JACKSON, Miss. — Mississippi will become the final state with a law requiring equal pay for equal work by women and men.
Republican governor. Tate Reeves signed House Bill770 on Wednesday. The bill will go into effect July 1.
Mississippi, which was not subject to a federal law in 1963 that requires equal pay for equal labor, has its own law. Alabama did it in 2019, however.
The Mississippi law says a lawsuit must be filed within two years of when a worker “knew or should have known” about pay discrepancies.
Angela Cockerham of Magnolia, who was an independent and pushed for this legislation, explained that the plaintiff in a pay discrimination case would be required to raise the wages of the worker with the lowest income rather than lower them.
The law says businesses with at least five employees must pay equal wages to women and men who work full-time jobs that require “equal skill, education, effort and responsibility” and that are done “under similar working conditions.”

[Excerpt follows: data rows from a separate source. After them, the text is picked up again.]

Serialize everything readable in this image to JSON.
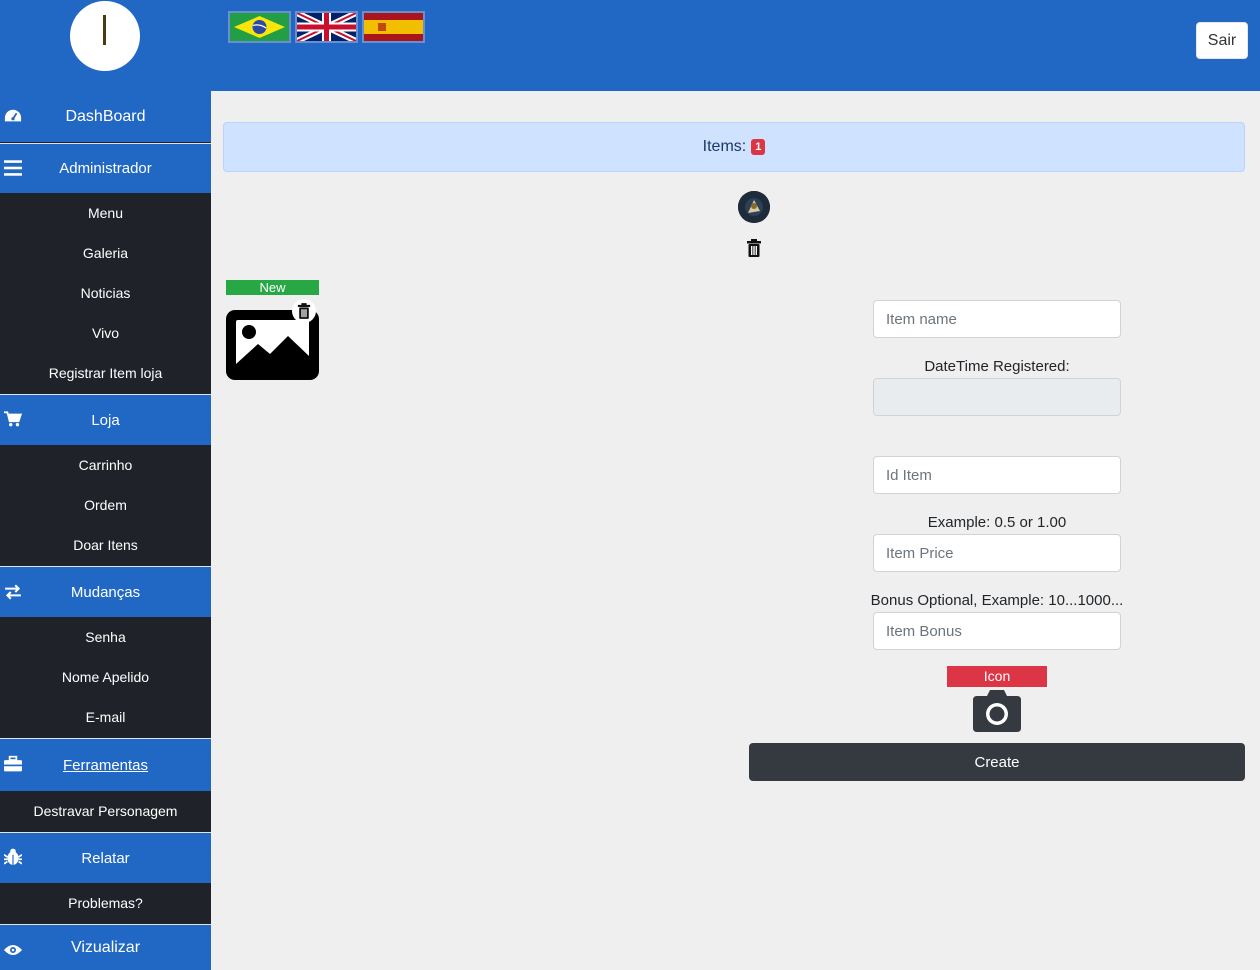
{
  "header": {
    "flags": [
      {
        "name": "Brasil"
      },
      {
        "name": "United Kingdom"
      },
      {
        "name": "España"
      }
    ],
    "logout_label": "Sair"
  },
  "sidebar": {
    "dashboard": "DashBoard",
    "administrador": {
      "label": "Administrador",
      "items": [
        "Menu",
        "Galeria",
        "Noticias",
        "Vivo",
        "Registrar Item loja"
      ]
    },
    "loja": {
      "label": "Loja",
      "items": [
        "Carrinho",
        "Ordem",
        "Doar Itens"
      ]
    },
    "mudancas": {
      "label": "Mudanças",
      "items": [
        "Senha",
        "Nome Apelido",
        "E-mail"
      ]
    },
    "ferramentas": {
      "label": "Ferramentas",
      "items": [
        "Destravar Personagem"
      ]
    },
    "relatar": {
      "label": "Relatar",
      "items": [
        "Problemas?"
      ]
    },
    "vizualizar": "Vizualizar"
  },
  "main": {
    "items_label": "Items:",
    "items_count": "1",
    "new_badge": "New",
    "form": {
      "item_name_placeholder": "Item name",
      "datetime_label": "DateTime Registered:",
      "datetime_value": "",
      "id_item_placeholder": "Id Item",
      "price_hint": "Example: 0.5 or 1.00",
      "price_placeholder": "Item Price",
      "bonus_hint": "Bonus Optional, Example: 10...1000...",
      "bonus_placeholder": "Item Bonus",
      "icon_label": "Icon",
      "create_label": "Create"
    }
  },
  "colors": {
    "primary_blue": "#2168c5",
    "sidebar_dark": "#1f2228",
    "danger": "#dc3545",
    "success": "#28a745",
    "dark_button": "#343a40",
    "alert_bg": "#cfe2ff"
  },
  "icons": {
    "dashboard": "tachometer-icon",
    "administrador": "bars-icon",
    "loja": "shopping-cart-icon",
    "mudancas": "exchange-icon",
    "ferramentas": "toolbox-icon",
    "relatar": "bug-icon",
    "vizualizar": "eye-icon"
  }
}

Several exceptions are allowed, including seniority, merit, quantity or quality of production and “any factor other than sex,” including salary history and whether there was competition to hire an employee.
Cassandra Welchlin, leader of the Mississippi Black Women’s Roundtable, advocates for equal pay but said the new law is “harmful” because it would allow an employer to pay a woman less than a man based on the pay history that workers bring into new jobs.
According to the Mississippi University Research Center, women in Mississippi earned 27% more than men working full time. This compares with a nationwide wage gap of 19%. While some gap can be explained by differences in the jobs men and women were doing, there was still a significant wage gap between the two. The gap in Mississippi was 18% while it was 15% across the nation.